I don't know if MDD specifically, but mental illness is definitely hereditary and MDD can often accompany that. My mom is bipolar and we think my grandmother was as well, so third gen. She also handed down SAD and GAD to me.

I'd imagine hugely environmentally-influenced though. I can see how neglect and abuse could definitely do that, as that's a huge risk factor for DID too though obviously MDD isn't quite as... problematic? (right word? cause of DID being characterized by psychosis). The only brief conversation I had with my mother after she learned in our therapy session some very shallow details about my MDD, she asked if my father abused me (which was odd because he's a great guy, they've been happily married for 24 years). I know for me, my MDD is influenced by what I lack. My parents are great, but the holes in their parenting were filled by my perfect daydream parents. A lack of understanding and feeling like an outsider leads to awesome daydream friends who love and support you no matter what, who I relate to a lot and are loyal and give as much as I give them.
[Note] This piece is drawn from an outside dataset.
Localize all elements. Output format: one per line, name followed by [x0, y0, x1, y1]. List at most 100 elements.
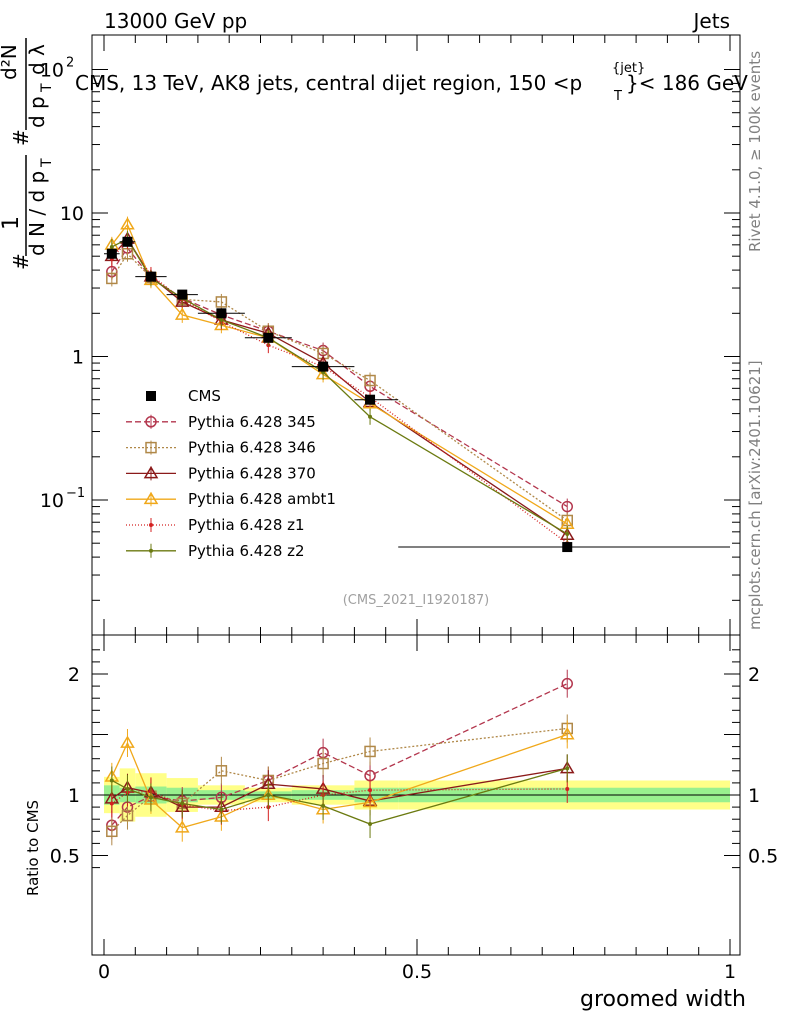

My younger sister got replaced with an older daydream sister, and I gained two younger daydream siblings who were much younger as mine is pretty close to my age so we don't get along at all. They're adorable and love to spend time with me.

Thanks for replying guys!
I really wish more doctors and scientists would look into this illness (or whatever it may be called) more. There's such light research on it. But, I guess all I can do for now is try to improve my own MDD and do my best to be so loving and nurturing that my son would never need to escape to another world.